The Mars Atmosphere And Volatile EvolutioN (MAVEN) spacecraft is being developed by a government, academic, and commercial aerospace team to determine the role that loss of atmospheric gas to space played in changing the Martian climate. The spacecraft is scheduled to launch between November 18 and December 7, 2013 and will be the first mission devoted to understanding the Martian upper atmosphere.
MAVEN will determine how much of the Martian atmosphere has been lost over time by measuring the current rate of escape to space and gathering enough information about the relevant processes to allow extrapolation backward in time, giving insight into the history of Mars atmosphere and climate, liquid water, and planetary habitability.
According to NASA, flows of ions from Mars' upper atmosphere have been seen by both NASA's Mars Global Surveyor and the European Space Agency's Mars Express spacecraft.
As the martian atmosphere thinned, the planet got drier because water vapor in the atmosphere was also lost to space, and because any remaining water froze out as the temperatures dropped when the atmosphere disappeared. MAVEN will discover how much water has been lost to space by measuring hydrogen isotope ratios.

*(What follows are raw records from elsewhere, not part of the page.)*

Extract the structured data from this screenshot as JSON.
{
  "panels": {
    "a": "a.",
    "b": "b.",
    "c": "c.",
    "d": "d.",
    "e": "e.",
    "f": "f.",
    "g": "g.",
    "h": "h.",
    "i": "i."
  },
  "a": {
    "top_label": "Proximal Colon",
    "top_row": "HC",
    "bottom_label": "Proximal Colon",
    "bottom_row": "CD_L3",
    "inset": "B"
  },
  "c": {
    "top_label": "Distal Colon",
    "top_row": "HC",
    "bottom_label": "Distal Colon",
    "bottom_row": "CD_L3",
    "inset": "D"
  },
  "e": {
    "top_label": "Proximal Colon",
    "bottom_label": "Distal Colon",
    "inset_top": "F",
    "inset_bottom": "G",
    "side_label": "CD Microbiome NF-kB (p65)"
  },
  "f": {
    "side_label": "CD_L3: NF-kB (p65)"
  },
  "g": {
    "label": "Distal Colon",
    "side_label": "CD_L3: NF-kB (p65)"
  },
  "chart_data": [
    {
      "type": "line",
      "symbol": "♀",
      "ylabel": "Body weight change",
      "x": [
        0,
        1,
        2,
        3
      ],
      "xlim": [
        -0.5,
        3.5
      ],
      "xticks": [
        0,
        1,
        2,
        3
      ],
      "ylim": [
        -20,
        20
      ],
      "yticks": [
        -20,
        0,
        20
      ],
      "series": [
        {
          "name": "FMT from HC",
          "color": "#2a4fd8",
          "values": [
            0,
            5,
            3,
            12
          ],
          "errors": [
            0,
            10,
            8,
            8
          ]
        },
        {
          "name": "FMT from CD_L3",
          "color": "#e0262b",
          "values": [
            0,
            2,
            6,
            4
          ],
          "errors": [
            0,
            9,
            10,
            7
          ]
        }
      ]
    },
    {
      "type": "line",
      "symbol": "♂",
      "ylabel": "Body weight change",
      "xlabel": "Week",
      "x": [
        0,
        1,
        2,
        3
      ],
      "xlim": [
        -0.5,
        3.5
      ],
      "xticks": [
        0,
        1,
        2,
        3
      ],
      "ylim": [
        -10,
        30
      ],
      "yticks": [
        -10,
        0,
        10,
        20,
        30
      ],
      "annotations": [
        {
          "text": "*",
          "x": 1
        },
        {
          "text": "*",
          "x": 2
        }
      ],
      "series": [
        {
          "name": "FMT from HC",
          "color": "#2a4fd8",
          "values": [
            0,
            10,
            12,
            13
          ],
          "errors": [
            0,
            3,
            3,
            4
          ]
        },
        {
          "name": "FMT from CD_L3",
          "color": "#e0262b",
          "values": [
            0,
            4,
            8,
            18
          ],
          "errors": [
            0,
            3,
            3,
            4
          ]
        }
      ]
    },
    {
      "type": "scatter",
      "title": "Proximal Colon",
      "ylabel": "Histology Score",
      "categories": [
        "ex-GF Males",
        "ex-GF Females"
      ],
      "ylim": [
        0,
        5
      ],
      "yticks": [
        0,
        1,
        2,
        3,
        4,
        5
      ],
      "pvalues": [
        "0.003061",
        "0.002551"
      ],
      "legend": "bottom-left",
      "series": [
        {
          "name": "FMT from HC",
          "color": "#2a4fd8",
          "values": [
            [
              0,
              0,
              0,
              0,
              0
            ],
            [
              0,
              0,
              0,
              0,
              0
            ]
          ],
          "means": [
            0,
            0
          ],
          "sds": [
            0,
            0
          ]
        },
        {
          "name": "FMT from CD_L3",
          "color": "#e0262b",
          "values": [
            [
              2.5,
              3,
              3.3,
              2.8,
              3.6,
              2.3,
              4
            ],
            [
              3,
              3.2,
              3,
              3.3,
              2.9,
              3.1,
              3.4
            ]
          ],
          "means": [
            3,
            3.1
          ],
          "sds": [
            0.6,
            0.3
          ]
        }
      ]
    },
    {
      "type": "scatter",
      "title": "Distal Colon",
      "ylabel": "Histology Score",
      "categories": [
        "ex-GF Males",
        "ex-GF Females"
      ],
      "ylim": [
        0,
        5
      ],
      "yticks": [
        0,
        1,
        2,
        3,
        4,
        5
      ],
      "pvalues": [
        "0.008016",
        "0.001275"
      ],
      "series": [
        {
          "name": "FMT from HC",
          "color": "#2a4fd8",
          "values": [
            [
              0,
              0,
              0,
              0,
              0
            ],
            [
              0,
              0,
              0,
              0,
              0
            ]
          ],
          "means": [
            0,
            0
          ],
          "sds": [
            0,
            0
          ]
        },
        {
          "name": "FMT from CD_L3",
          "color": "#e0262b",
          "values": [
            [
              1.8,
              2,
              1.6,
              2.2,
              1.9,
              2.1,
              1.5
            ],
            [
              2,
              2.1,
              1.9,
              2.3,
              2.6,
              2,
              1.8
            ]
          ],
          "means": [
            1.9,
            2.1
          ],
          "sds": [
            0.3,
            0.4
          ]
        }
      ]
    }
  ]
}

On Mars, hydrogen escapes faster because it is lighter than deuterium. Since the lighter version escapes more often, over time, the martian atmosphere has less and less hydrogen compared to the amount of deuterium remaining. The martian atmosphere therefore has become richer and richer in deuterium.
Comparing the present and original H/D ratios will allow the team to calculate how much hydrogen, and therefore water, has been lost over Mars' lifetime. As NASA explains it, if the team discovers the martian atmosphere is ten times richer in deuterium today, the planet's original quantity of water must have been at least ten times greater than that seen today.

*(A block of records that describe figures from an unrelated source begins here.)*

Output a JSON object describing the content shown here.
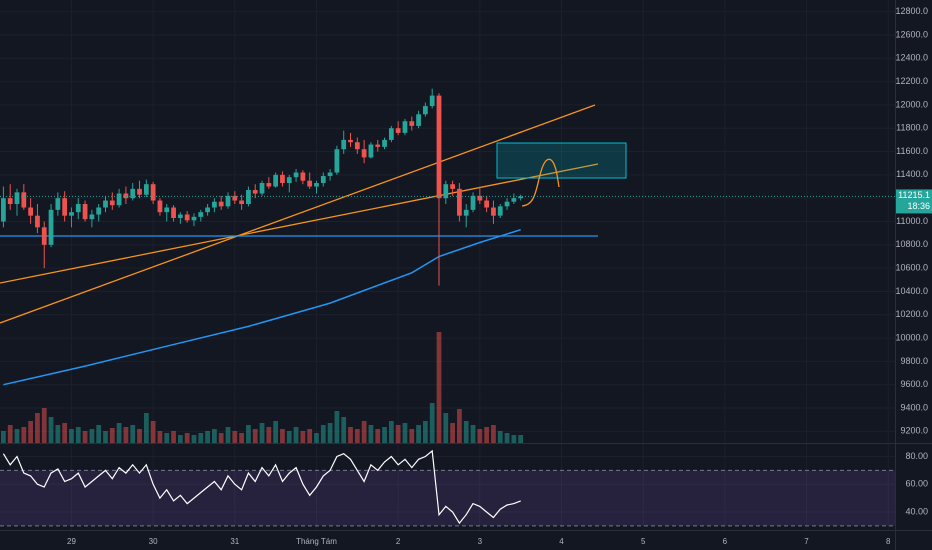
{
  "chart_data": {
    "type": "candlestick",
    "up_color": "#26a69a",
    "down_color": "#ef5350",
    "xlim": [
      -0.5,
      131
    ],
    "ylim": [
      9100,
      12900
    ],
    "xticks": [
      {
        "value": 10,
        "label": "29"
      },
      {
        "value": 22,
        "label": "30"
      },
      {
        "value": 34,
        "label": "31"
      },
      {
        "value": 46,
        "label": "Tháng Tám"
      },
      {
        "value": 58,
        "label": "2"
      },
      {
        "value": 70,
        "label": "3"
      },
      {
        "value": 82,
        "label": "4"
      },
      {
        "value": 94,
        "label": "5"
      },
      {
        "value": 106,
        "label": "6"
      },
      {
        "value": 118,
        "label": "7"
      },
      {
        "value": 130,
        "label": "8"
      }
    ],
    "yticks": [
      {
        "value": 9200,
        "label": "9200.0"
      },
      {
        "value": 9400,
        "label": "9400.0"
      },
      {
        "value": 9600,
        "label": "9600.0"
      },
      {
        "value": 9800,
        "label": "9800.0"
      },
      {
        "value": 10000,
        "label": "10000.0"
      },
      {
        "value": 10200,
        "label": "10200.0"
      },
      {
        "value": 10400,
        "label": "10400.0"
      },
      {
        "value": 10600,
        "label": "10600.0"
      },
      {
        "value": 10800,
        "label": "10800.0"
      },
      {
        "value": 11000,
        "label": "11000.0"
      },
      {
        "value": 11200,
        "label": "11200.0"
      },
      {
        "value": 11400,
        "label": "11400.0"
      },
      {
        "value": 11600,
        "label": "11600.0"
      },
      {
        "value": 11800,
        "label": "11800.0"
      },
      {
        "value": 12000,
        "label": "12000.0"
      },
      {
        "value": 12200,
        "label": "12200.0"
      },
      {
        "value": 12400,
        "label": "12400.0"
      },
      {
        "value": 12600,
        "label": "12600.0"
      },
      {
        "value": 12800,
        "label": "12800.0"
      }
    ],
    "grid": true,
    "candles": [
      [
        11000,
        11300,
        10950,
        11200
      ],
      [
        11200,
        11320,
        11100,
        11150
      ],
      [
        11150,
        11280,
        11050,
        11250
      ],
      [
        11250,
        11320,
        11100,
        11120
      ],
      [
        11120,
        11200,
        10980,
        11050
      ],
      [
        11050,
        11150,
        10900,
        10950
      ],
      [
        10950,
        11000,
        10600,
        10800
      ],
      [
        10800,
        11150,
        10780,
        11100
      ],
      [
        11100,
        11250,
        11050,
        11200
      ],
      [
        11200,
        11260,
        11000,
        11050
      ],
      [
        11050,
        11120,
        10950,
        11080
      ],
      [
        11080,
        11200,
        11020,
        11150
      ],
      [
        11150,
        11180,
        11000,
        11020
      ],
      [
        11020,
        11100,
        10950,
        11060
      ],
      [
        11060,
        11150,
        11000,
        11120
      ],
      [
        11120,
        11220,
        11080,
        11180
      ],
      [
        11180,
        11250,
        11100,
        11140
      ],
      [
        11140,
        11280,
        11120,
        11240
      ],
      [
        11240,
        11300,
        11150,
        11200
      ],
      [
        11200,
        11330,
        11180,
        11280
      ],
      [
        11280,
        11350,
        11200,
        11230
      ],
      [
        11230,
        11360,
        11210,
        11320
      ],
      [
        11320,
        11340,
        11150,
        11180
      ],
      [
        11180,
        11200,
        11050,
        11080
      ],
      [
        11080,
        11150,
        11000,
        11120
      ],
      [
        11120,
        11140,
        11000,
        11030
      ],
      [
        11030,
        11080,
        10980,
        11060
      ],
      [
        11060,
        11090,
        10990,
        11010
      ],
      [
        11010,
        11070,
        10960,
        11040
      ],
      [
        11040,
        11100,
        11000,
        11080
      ],
      [
        11080,
        11150,
        11050,
        11120
      ],
      [
        11120,
        11200,
        11080,
        11170
      ],
      [
        11170,
        11220,
        11100,
        11130
      ],
      [
        11130,
        11250,
        11110,
        11220
      ],
      [
        11220,
        11260,
        11150,
        11180
      ],
      [
        11180,
        11230,
        11100,
        11150
      ],
      [
        11150,
        11300,
        11130,
        11270
      ],
      [
        11270,
        11320,
        11200,
        11240
      ],
      [
        11240,
        11350,
        11220,
        11330
      ],
      [
        11330,
        11380,
        11280,
        11300
      ],
      [
        11300,
        11420,
        11290,
        11400
      ],
      [
        11400,
        11430,
        11300,
        11330
      ],
      [
        11330,
        11400,
        11250,
        11380
      ],
      [
        11380,
        11450,
        11340,
        11420
      ],
      [
        11420,
        11440,
        11320,
        11350
      ],
      [
        11350,
        11420,
        11280,
        11300
      ],
      [
        11300,
        11350,
        11240,
        11330
      ],
      [
        11330,
        11420,
        11300,
        11390
      ],
      [
        11390,
        11450,
        11350,
        11420
      ],
      [
        11420,
        11650,
        11400,
        11620
      ],
      [
        11620,
        11780,
        11580,
        11700
      ],
      [
        11700,
        11760,
        11640,
        11680
      ],
      [
        11680,
        11720,
        11580,
        11620
      ],
      [
        11620,
        11700,
        11500,
        11550
      ],
      [
        11550,
        11680,
        11540,
        11660
      ],
      [
        11660,
        11700,
        11600,
        11640
      ],
      [
        11640,
        11720,
        11620,
        11700
      ],
      [
        11700,
        11820,
        11680,
        11800
      ],
      [
        11800,
        11860,
        11740,
        11760
      ],
      [
        11760,
        11880,
        11740,
        11860
      ],
      [
        11860,
        11900,
        11780,
        11820
      ],
      [
        11820,
        11950,
        11800,
        11920
      ],
      [
        11920,
        12020,
        11900,
        11990
      ],
      [
        11990,
        12140,
        11970,
        12080
      ],
      [
        12080,
        12100,
        10450,
        11200
      ],
      [
        11200,
        11350,
        11150,
        11320
      ],
      [
        11320,
        11350,
        11220,
        11280
      ],
      [
        11280,
        11330,
        11000,
        11050
      ],
      [
        11050,
        11150,
        10950,
        11100
      ],
      [
        11100,
        11250,
        11080,
        11220
      ],
      [
        11220,
        11300,
        11150,
        11180
      ],
      [
        11180,
        11220,
        11080,
        11120
      ],
      [
        11120,
        11180,
        10980,
        11050
      ],
      [
        11050,
        11150,
        11030,
        11130
      ],
      [
        11130,
        11200,
        11100,
        11170
      ],
      [
        11170,
        11240,
        11150,
        11200
      ],
      [
        11200,
        11230,
        11180,
        11215.1
      ]
    ],
    "volume": {
      "vlim": [
        0,
        123
      ],
      "values": [
        12,
        18,
        14,
        16,
        22,
        30,
        35,
        26,
        18,
        20,
        14,
        16,
        12,
        14,
        18,
        12,
        15,
        20,
        16,
        18,
        14,
        30,
        22,
        12,
        10,
        12,
        8,
        10,
        8,
        10,
        12,
        14,
        10,
        16,
        12,
        10,
        18,
        14,
        20,
        16,
        22,
        14,
        12,
        16,
        12,
        14,
        10,
        18,
        20,
        32,
        26,
        16,
        14,
        22,
        18,
        14,
        16,
        22,
        18,
        20,
        14,
        18,
        22,
        40,
        111,
        30,
        20,
        34,
        22,
        18,
        14,
        16,
        18,
        12,
        10,
        8,
        8
      ]
    },
    "ma_x": [
      0,
      12,
      24,
      36,
      48,
      60,
      64,
      70,
      76
    ],
    "ma_values": [
      9600,
      9760,
      9930,
      10100,
      10300,
      10560,
      10700,
      10820,
      10930
    ],
    "countdown": "18:36",
    "rsi": {
      "ylim": [
        27,
        89
      ],
      "bands": [
        30,
        70
      ],
      "yticks": [
        {
          "value": 40,
          "label": "40.00"
        },
        {
          "value": 60,
          "label": "60.00"
        },
        {
          "value": 80,
          "label": "80.00"
        }
      ],
      "values": [
        82,
        74,
        80,
        68,
        66,
        60,
        58,
        68,
        71,
        62,
        64,
        68,
        58,
        62,
        66,
        70,
        64,
        72,
        68,
        74,
        68,
        74,
        60,
        50,
        56,
        48,
        52,
        46,
        50,
        54,
        58,
        62,
        56,
        66,
        60,
        56,
        68,
        62,
        72,
        66,
        74,
        62,
        68,
        72,
        60,
        52,
        58,
        66,
        70,
        80,
        82,
        78,
        70,
        62,
        74,
        70,
        76,
        80,
        74,
        78,
        72,
        78,
        80,
        84,
        38,
        44,
        40,
        32,
        38,
        46,
        44,
        40,
        36,
        42,
        45,
        46,
        48
      ]
    }
  }
}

Goddard Space Flight Center is managing the project and will also build some of the instruments for the mission, specifically, a magnetometer and a neutral gas and ion mass spectrometer (NGIMS). The NGIMS will be provided by the Planetary Environments Laboraotry and it will measure the composition and isotopes of neutral ions.

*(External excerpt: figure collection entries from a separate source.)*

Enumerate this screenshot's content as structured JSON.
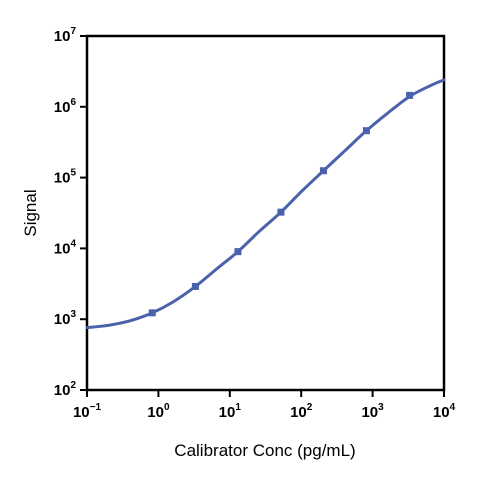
{
  "chart_data": {
    "type": "scatter",
    "title": "",
    "xlabel": "Calibrator Conc (pg/mL)",
    "ylabel": "Signal",
    "x_scale": "log",
    "y_scale": "log",
    "xlim": [
      0.1,
      10000
    ],
    "ylim": [
      100,
      10000000
    ],
    "x_ticks": [
      {
        "base": "10",
        "exp": "−1",
        "value": 0.1
      },
      {
        "base": "10",
        "exp": "0",
        "value": 1
      },
      {
        "base": "10",
        "exp": "1",
        "value": 10
      },
      {
        "base": "10",
        "exp": "2",
        "value": 100
      },
      {
        "base": "10",
        "exp": "3",
        "value": 1000
      },
      {
        "base": "10",
        "exp": "4",
        "value": 10000
      }
    ],
    "y_ticks": [
      {
        "base": "10",
        "exp": "2",
        "value": 100
      },
      {
        "base": "10",
        "exp": "3",
        "value": 1000
      },
      {
        "base": "10",
        "exp": "4",
        "value": 10000
      },
      {
        "base": "10",
        "exp": "5",
        "value": 100000
      },
      {
        "base": "10",
        "exp": "6",
        "value": 1000000
      },
      {
        "base": "10",
        "exp": "7",
        "value": 10000000
      }
    ],
    "grid": false,
    "legend": "none",
    "series": [
      {
        "kind": "points",
        "marker": "square",
        "color": "#4a62ab",
        "x": [
          0.82,
          3.3,
          13,
          52,
          205,
          820,
          3300
        ],
        "y": [
          1230,
          2900,
          9000,
          32500,
          125000,
          460000,
          1450000
        ]
      },
      {
        "kind": "fit-curve",
        "color": "#4a62ab",
        "x": [
          0.1,
          0.2,
          0.4,
          0.82,
          1.6,
          3.3,
          6.5,
          13,
          26,
          52,
          103,
          205,
          410,
          820,
          1640,
          3300,
          6500,
          10000
        ],
        "y": [
          760,
          820,
          950,
          1230,
          1750,
          2900,
          5100,
          9000,
          17500,
          32500,
          65000,
          125000,
          240000,
          460000,
          820000,
          1400000,
          2000000,
          2400000
        ]
      }
    ]
  }
}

Lockheed Martin recently completed building the MAVEN's primary structure at its Space Systems Company facility near Denver.
“It’s always a significant milestone when the project moves from a paper design to real hardware and software,” said Guy Beutelschies, MAVEN Program Manager at Lockheed Martin. “Seeing the core structure reinforces the fact that MAVEN is no longer just a set of ideas that scientists and engineers have come up with, it is starting to become a spacecraft.”
The primary structure is cube shaped at 7.5 x 7.5 x 6.5 ft. Built out of composite panels comprised of aluminum honeycomb sandwiched between graphite composite face sheets, the entire structure only weighs 275 lb. At the center of the structure is the 4.25 ft diameter core cylinder that encloses the hydrazine propellant tank and serves as the primary vertical load-bearing structure. The tank will hold approximately 3615 lb of fuel.
In mid October, the structure was scheduled to be moved to Lockheed Martin’s Structures Test Lab and undergo static load testing, which includes simulating the dynamic loads the spacecraft will experience during launch.
The structure has been designed to support the entire spacecraft mass during the launch, which applies an equivalent axial force at the launch vehicle interface of approximately 61,000 lb when including accelerations up to 6 g. After completion of the static tests, the structure will be moved into a clean room to start propulsion subsystem integration. The Assembly, Test and Launch Operations (ATLO) phase begins July 2012.
“There’s still a lot of work to go before we have the complete spacecraft, but this is a major step in getting us to the launch pad in two years,” said Bruce Jakosky, MAVEN Principal Investigator from the Laboratory for Atmospheric and Space Physics at the University of Colorado (CU/LASP).